Jak Magic Johnson przez dziesięciolecia zachowywał zdrowie dzięki zdiagnozowanemu wirusowi HIV

Kiedy Magic Johnson wycofał się z zawodowej koszykówki w 1991 roku i ogłosił światu, że jest nosicielem wirusa HIV, wówczas uznawano to za wyrok śmierci. Tak, istniało lekarstwo, które mogło przedłużyć jego życie i zapewnić mu większy komfort niż w przypadku osób pozbawionych majątku, ale w końcu choroba wzięła górę.
powiązana zawartość
Jednak 33 lata później interesy Magica prosperują, jest on właścicielem kilku profesjonalnych franczyz sportowych i jest jednym z najbogatszych Czarnych w Ameryce.
powiązana zawartość
- Wyłączony
- język angielski
Ale jak on to zrobił? Jak przedłużył swoje życie?
Przypisuje swojej żonie Cookie Johnson, lekarzom oraz postępowi w medycynie i leczeniu pomoc w pokonaniu przeciwności losu.

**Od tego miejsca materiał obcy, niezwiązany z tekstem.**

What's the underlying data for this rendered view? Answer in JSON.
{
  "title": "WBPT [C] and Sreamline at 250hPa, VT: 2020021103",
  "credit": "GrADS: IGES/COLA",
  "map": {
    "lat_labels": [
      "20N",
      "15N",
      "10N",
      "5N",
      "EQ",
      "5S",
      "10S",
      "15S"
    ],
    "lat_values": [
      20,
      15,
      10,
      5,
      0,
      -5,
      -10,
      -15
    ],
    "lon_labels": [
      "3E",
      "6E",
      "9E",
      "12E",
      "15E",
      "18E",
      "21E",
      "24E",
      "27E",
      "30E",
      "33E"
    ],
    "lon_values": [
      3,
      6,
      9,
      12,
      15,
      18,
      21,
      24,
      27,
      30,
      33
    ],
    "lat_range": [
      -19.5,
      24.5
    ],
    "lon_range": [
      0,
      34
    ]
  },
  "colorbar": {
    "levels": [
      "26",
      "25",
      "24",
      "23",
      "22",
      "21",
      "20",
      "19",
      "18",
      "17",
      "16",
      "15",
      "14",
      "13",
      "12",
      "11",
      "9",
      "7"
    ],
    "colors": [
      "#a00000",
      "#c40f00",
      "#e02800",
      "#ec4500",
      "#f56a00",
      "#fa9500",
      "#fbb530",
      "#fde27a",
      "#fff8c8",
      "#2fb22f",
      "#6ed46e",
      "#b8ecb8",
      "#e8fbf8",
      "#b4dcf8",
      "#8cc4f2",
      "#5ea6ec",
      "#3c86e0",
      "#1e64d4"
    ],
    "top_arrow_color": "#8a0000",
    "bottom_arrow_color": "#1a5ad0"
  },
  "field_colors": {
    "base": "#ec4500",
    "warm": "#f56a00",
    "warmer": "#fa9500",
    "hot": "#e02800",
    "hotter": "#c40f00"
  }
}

„Za każdym razem, gdy idę do lekarza, a liczba moich limfocytów T spada poniżej normy, wtedy wiem, że wszystko jest w porządku” – powiedziała PEOPLE legenda Los Angeles Lakers .
Choć Johnson zakończył karierę zawodową w 1992 r., nadal ma nastawienie elitarnego sportowca, który utrzymuje najlepszą kondycję fizyczną, jaką może osiągnąć 64-letnia była gwiazda koszykówki, ćwicząc więcej niż większość osób o połowę młodszych.
„Rozciągam się, a potem ćwiczę przez dwie godziny. Potem cały dzień spędzam w biurze, więc dopóki mogę kontynuować pracę w takim tempie, jest to błogosławieństwo” – powiedział. „Więc wykonałem swoją część, lek wykonał swoją część, a potem moja żona czuwa przy mnie, aby upewnić się, że robię, co do mnie należy”.
Odpowiedzi Johnsona prawdopodobnie nie są tak ekscytujące, jak chcieliby teoretycy spisku, ale tak naprawdę sprowadzają się do dbania o siebie i wiary we współczesną medycynę. Wbrew temu, co myślą niektóre zakątki Internetu, wygląda na to, że Magic nie ma tajnego leku na HIV — po prostu słucha swoich lekarzy.
Czy uważam, że niesamowite bogactwo Galerii Sław NBA zapewnia mu przywilej opieki zdrowotnej, którego my, zwykli ludzie, nie możemy sobie wyobrazić? Tak. Jeśli chodzi o opiekę zdrowotną, więcej pieniędzy oznacza mniej problemów. Niestety, niezależnie od tego, ile razy Johnson będzie powtarzał światu, że po prostu wykonuje zalecenia lekarzy, zawsze znajdą się ludzie, którzy uwierzą w szalone teorie spiskowe mówiące, że miliarder ma dostęp do tajnego lekarstwa lub szalonego eksperymentalnego leku.
Czy nie możemy po prostu zostawić spisków za sobą i cieszyć się, że ten człowiek nie tylko przeżył, ale także pomógł w rozwoju badań i leczenia, dzięki czemu inni również mogą żyć długo i zdrowo?